As autoridades fizeram, no entretanto, um apelo a pedir mais doações de sangue para que os hospitais possam fazer face às crescentes necessidades dos feridos.

O terramoto, que ocorreu às 03h36 (02h36 em Lisboa), a sudeste de Norcia, cidade da província de Perugia, na região da Umbria, teve o hipocentro a dez quilómetros de profundidade, de acordo com o Serviço Geológico dos Estados Unidos (USGS), que monitoriza a atividade sísmica mundial.

O sismo foi seguido de diversas réplicas de 5,5 e 4,6 e 4,3, perto de Amatrice e de Norcia, e a principal, de 6, sentiu-se em Roma, a aproximadamente 150 quilómetros de distância.

As localidades mais afetadas pelo abalo foram o município de Norcia, na província de Perugia, e os de Amatrice e Accumoli, na de Rieti.
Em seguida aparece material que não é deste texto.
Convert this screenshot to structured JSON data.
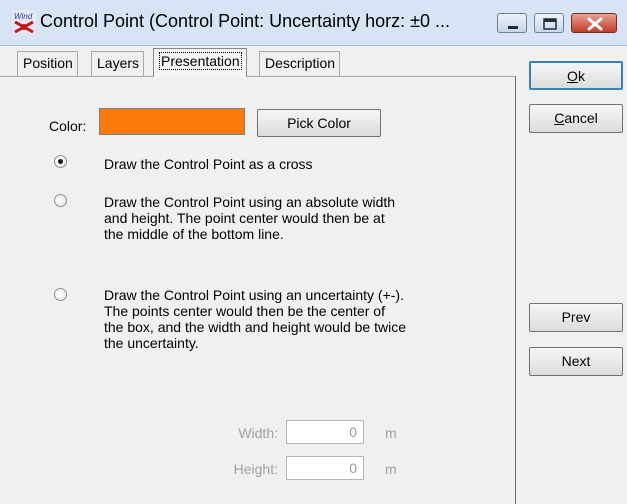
{
  "window": {
    "title": "Control Point   (Control Point: Uncertainty horz: ±0 ...",
    "app_icon": "wind-app-icon",
    "controls": [
      "minimize-icon",
      "maximize-icon",
      "close-icon"
    ]
  },
  "tabs": [
    {
      "label": "Position",
      "active": false
    },
    {
      "label": "Layers",
      "active": false
    },
    {
      "label": "Presentation",
      "active": true
    },
    {
      "label": "Description",
      "active": false
    }
  ],
  "presentation": {
    "color_label": "Color:",
    "color_value": "#fc7a0a",
    "pick_color_label": "Pick Color",
    "options": [
      {
        "lines": [
          "Draw the Control Point as a cross"
        ],
        "selected": true
      },
      {
        "lines": [
          "Draw the Control Point using an absolute width",
          "and height. The point center would then be at",
          "the middle of the bottom line."
        ],
        "selected": false
      },
      {
        "lines": [
          "Draw the Control Point using an uncertainty (+-).",
          "The points center would then be the center of",
          "the box, and the width and height would be twice",
          "the uncertainty."
        ],
        "selected": false
      }
    ],
    "width_label": "Width:",
    "width_value": "0",
    "width_unit": "m",
    "height_label": "Height:",
    "height_value": "0",
    "height_unit": "m"
  },
  "buttons": {
    "ok_mnemonic": "O",
    "ok_rest": "k",
    "cancel_mnemonic": "C",
    "cancel_rest": "ancel",
    "prev": "Prev",
    "next": "Next"
  }
}
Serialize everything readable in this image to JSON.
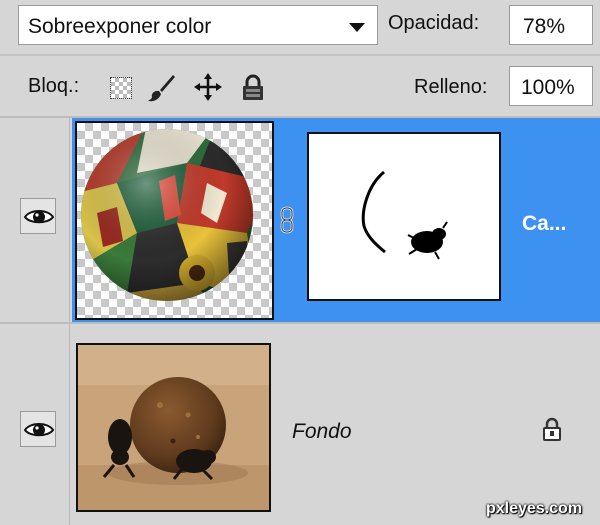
{
  "blend": {
    "mode_value": "Sobreexponer color",
    "opacity_label": "Opacidad:",
    "opacity_value": "78%"
  },
  "lock": {
    "label": "Bloq.:",
    "icons": [
      "lock-transparency-icon",
      "lock-image-brush-icon",
      "lock-position-move-icon",
      "lock-all-padlock-icon"
    ],
    "fill_label": "Relleno:",
    "fill_value": "100%"
  },
  "layers": [
    {
      "name": "Ca...",
      "selected": true,
      "visible": true,
      "has_mask": true,
      "linked": true,
      "thumbnail": "patchwork-fabric-sphere-on-transparency",
      "mask": "white-with-black-arc-and-beetle"
    },
    {
      "name": "Fondo",
      "selected": false,
      "visible": true,
      "locked": true,
      "thumbnail": "dung-beetle-rolling-ball-on-dirt"
    }
  ],
  "colors": {
    "panel_bg": "#d6d6d6",
    "selection": "#3d91f0",
    "input_bg": "#ffffff"
  },
  "watermark": "pxleyes.com"
}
Os três municípios são localidades com poucos habitantes: Accumoli tem aproximadamente 700, enquanto Amatrice cerca de 2.000 e Norcia na ordem dos 4.000.

terramoto ocorreu muito perto de Aquila, onde um sismo de magnitude 6,3 causou, em 2009, mais de 300 mortos e devastou a região de Abruzos.

Também em 2012, um sismo com epicentro nos arredores de Modena, na região de Emilia-Romagna, em Itália, causou a morte de 16 pessoas.